GromacsWrapper wraps system calls to GROMACS tools into thin Python classes (GROMACS 4.6.5 - 2024 supported).
https://gromacswrapper.readthedocs.org
GNU General Public License v3.0
169 stars 53 forks source link

Hi there. error for gmx.pdb2gmx() #227

Closed lichman0405 closed 2 years ago

lichman0405 commented 2 years ago

I have Gromacs 2022, and I pip install GromacsWrapper. When I tried to script the following code, it showed me the error:

Python 3.9.13 | packaged by conda-forge | (main, May 27 2022, 16:56:21) [GCC 10.3.0] on linux Type "help", "copyright", "credits" or "license" for more information.

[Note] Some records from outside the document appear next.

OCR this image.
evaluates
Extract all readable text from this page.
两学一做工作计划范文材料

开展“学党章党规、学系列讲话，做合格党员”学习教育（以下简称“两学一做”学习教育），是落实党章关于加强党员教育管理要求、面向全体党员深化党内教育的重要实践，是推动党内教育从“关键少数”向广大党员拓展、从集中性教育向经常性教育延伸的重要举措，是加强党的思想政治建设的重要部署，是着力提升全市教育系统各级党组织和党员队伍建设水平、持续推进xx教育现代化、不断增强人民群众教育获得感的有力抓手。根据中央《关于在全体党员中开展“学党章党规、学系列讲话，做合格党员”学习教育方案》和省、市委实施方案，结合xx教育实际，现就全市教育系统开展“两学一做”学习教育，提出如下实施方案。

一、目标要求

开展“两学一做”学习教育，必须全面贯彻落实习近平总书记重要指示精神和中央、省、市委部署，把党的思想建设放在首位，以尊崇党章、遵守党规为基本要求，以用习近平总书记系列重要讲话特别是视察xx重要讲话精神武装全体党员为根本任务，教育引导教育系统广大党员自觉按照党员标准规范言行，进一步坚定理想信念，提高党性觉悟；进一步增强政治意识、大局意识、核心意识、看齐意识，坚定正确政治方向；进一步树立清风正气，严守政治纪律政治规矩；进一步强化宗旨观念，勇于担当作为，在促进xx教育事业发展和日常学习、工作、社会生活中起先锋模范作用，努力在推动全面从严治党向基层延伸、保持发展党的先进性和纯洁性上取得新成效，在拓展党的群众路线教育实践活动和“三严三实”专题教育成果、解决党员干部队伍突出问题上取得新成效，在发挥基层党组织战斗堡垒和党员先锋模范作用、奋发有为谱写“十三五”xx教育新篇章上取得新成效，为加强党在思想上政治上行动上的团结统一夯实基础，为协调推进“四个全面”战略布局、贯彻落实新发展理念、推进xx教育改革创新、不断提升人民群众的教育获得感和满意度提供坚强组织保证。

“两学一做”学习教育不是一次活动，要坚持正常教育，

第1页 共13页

import gromacs gromacs.pdb2gmx(f='1IEE.pdb', o='protein.gro', p='topo1.top', ff='oplssa', water='tip4p') :-) GROMACS - gmx pdb2gmx, 2022.2 (-:

Executable: /usr/local/gromacs/bin/gmx Data prefix: /usr/local/gromacs Working dir: /home/md Command line: gmx pdb2gmx -f 1IEE.pdb -o protein.gro -p topo1.top -ff oplssa -water tip4p


Program: gmx pdb2gmx, version 2022.2 Source file: src/gromacs/gmxpreprocess/pdb2top.cpp (line 227) Function: void choose_ff_impl(const char, char, int, char*, int, const gmx::MDLogger&)

Inconsistency in user input: Could not find force field 'oplssa' in current directory, install tree or GMXLIB path.

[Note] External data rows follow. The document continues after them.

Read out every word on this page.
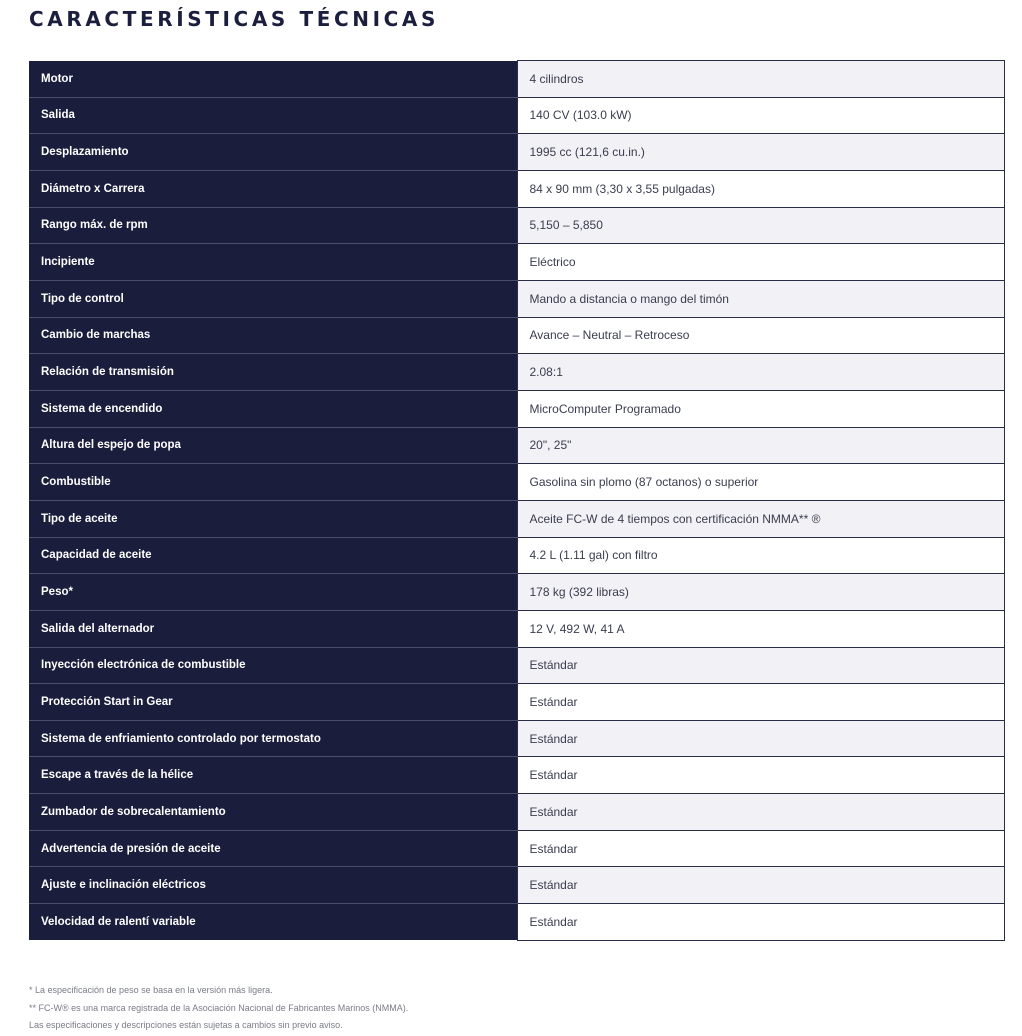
CARACTERÍSTICAS TÉCNICAS
Motor	4 cilindros
Salida	140 CV (103.0 kW)
Desplazamiento	1995 cc (121,6 cu.in.)
Diámetro x Carrera	84 x 90 mm (3,30 x 3,55 pulgadas)
Rango máx. de rpm	5,150 – 5,850
Incipiente	Eléctrico
Tipo de control	Mando a distancia o mango del timón
Cambio de marchas	Avance – Neutral – Retroceso
Relación de transmisión	2.08:1
Sistema de encendido	MicroComputer Programado
Altura del espejo de popa	20", 25"
Combustible	Gasolina sin plomo (87 octanos) o superior
Tipo de aceite	Aceite FC-W de 4 tiempos con certificación NMMA** ®
Capacidad de aceite	4.2 L (1.11 gal) con filtro
Peso*	178 kg (392 libras)
Salida del alternador	12 V, 492 W, 41 A
Inyección electrónica de combustible	Estándar
Protección Start in Gear	Estándar
Sistema de enfriamiento controlado por termostato	Estándar
Escape a través de la hélice	Estándar
Zumbador de sobrecalentamiento	Estándar
Advertencia de presión de aceite	Estándar
Ajuste e inclinación eléctricos	Estándar
Velocidad de ralentí variable	Estándar
* La especificación de peso se basa en la versión más ligera.
** FC-W® es una marca registrada de la Asociación Nacional de Fabricantes Marinos (NMMA).
Las especificaciones y descripciones están sujetas a cambios sin previo aviso.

For more information and tips for troubleshooting, please check the GROMACS website at http://www.gromacs.org/Documentation/Errors

Traceback (most recent call last): File "", line 1, in File "/root/miniconda3/envs/DevEnv1/lib/python3.9/site-packages/gromacs/core.py", line 398, in call return self.run(*args, *kwargs) File "/root/miniconda3/envs/DevEnv1/lib/python3.9/site-packages/gromacs/core.py", line 178, in run results, p = self._run_command(_args, **_kwargs) File "/root/miniconda3/envs/DevEnv1/lib/python3.9/site-packages/gromacs/core.py", line 611, in _run_command self.check_failure(result, command_string=p.command_string) File "/root/miniconda3/envs/DevEnv1/lib/python3.9/site-packages/gromacs/core.py", line 566, in check_failure raise GromacsError(rc, msg) gromacs.exceptions.GromacsError: [Errno 1] Gromacs tool failed Command invocation: gmx pdb2gmx -f 1IEE.pdb -o protein.gro -p topo1.top -ff oplssa -water tip4p

Dose it mean I need to config some env-setting like GMXLIB path on bashrc?

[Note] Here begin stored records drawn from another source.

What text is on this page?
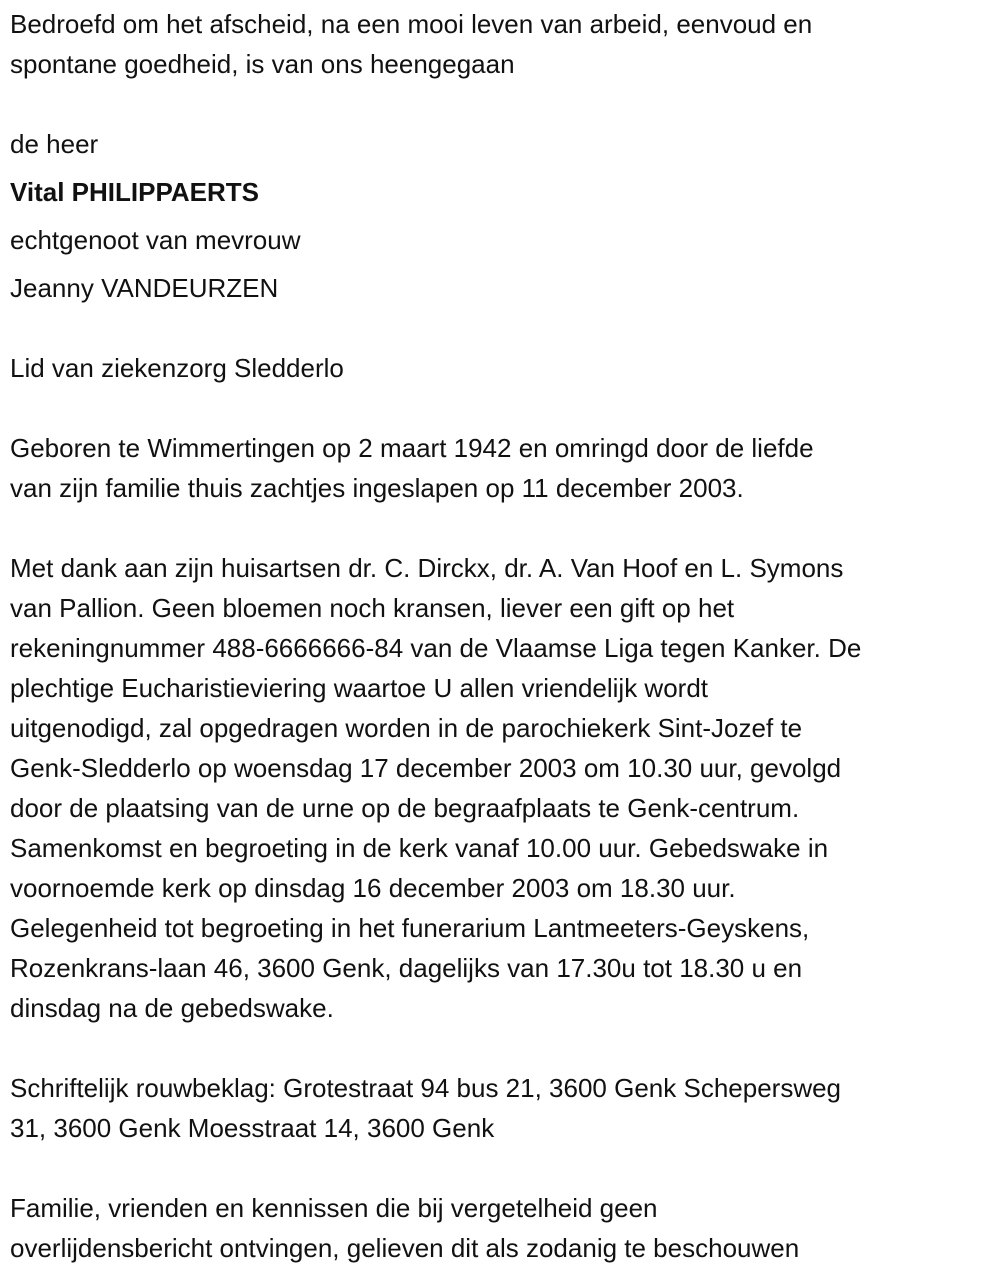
Bedroefd om het afscheid, na een mooi leven van arbeid, eenvoud en
spontane goedheid, is van ons heengegaan
de heer
Vital PHILIPPAERTS
echtgenoot van mevrouw
Jeanny VANDEURZEN
Lid van ziekenzorg Sledderlo
Geboren te Wimmertingen op 2 maart 1942 en omringd door de liefde
van zijn familie thuis zachtjes ingeslapen op 11 december 2003.
Met dank aan zijn huisartsen dr. C. Dirckx, dr. A. Van Hoof en L. Symons
van Pallion. Geen bloemen noch kransen, liever een gift op het
rekeningnummer 488-6666666-84 van de Vlaamse Liga tegen Kanker. De
plechtige Eucharistieviering waartoe U allen vriendelijk wordt
uitgenodigd, zal opgedragen worden in de parochiekerk Sint-Jozef te
Genk-Sledderlo op woensdag 17 december 2003 om 10.30 uur, gevolgd
door de plaatsing van de urne op de begraafplaats te Genk-centrum.
Samenkomst en begroeting in de kerk vanaf 10.00 uur. Gebedswake in
voornoemde kerk op dinsdag 16 december 2003 om 18.30 uur.
Gelegenheid tot begroeting in het funerarium Lantmeeters-Geyskens,
Rozenkrans-laan 46, 3600 Genk, dagelijks van 17.30u tot 18.30 u en
dinsdag na de gebedswake.
Schriftelijk rouwbeklag: Grotestraat 94 bus 21, 3600 Genk Schepersweg
31, 3600 Genk Moesstraat 14, 3600 Genk
Familie, vrienden en kennissen die bij vergetelheid geen
overlijdensbericht ontvingen, gelieven dit als zodanig te beschouwen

orbeckst commented 2 years ago

Normally, pdb2gmx should find your force field just as if you invoked it from the command line.

Does the following

gmx pdb2gmx -f 1IEE.pdb -o protein.gro -p topo1.top -ff oplssa -water tip4p

work, i.e., running the command manually?

If not, then you probably need to source your GMXRC file or do something else so that GROMACS finds what it needs.

Once you get gmx pdb2gmx to run successfully, try it through GromacsWrapper again.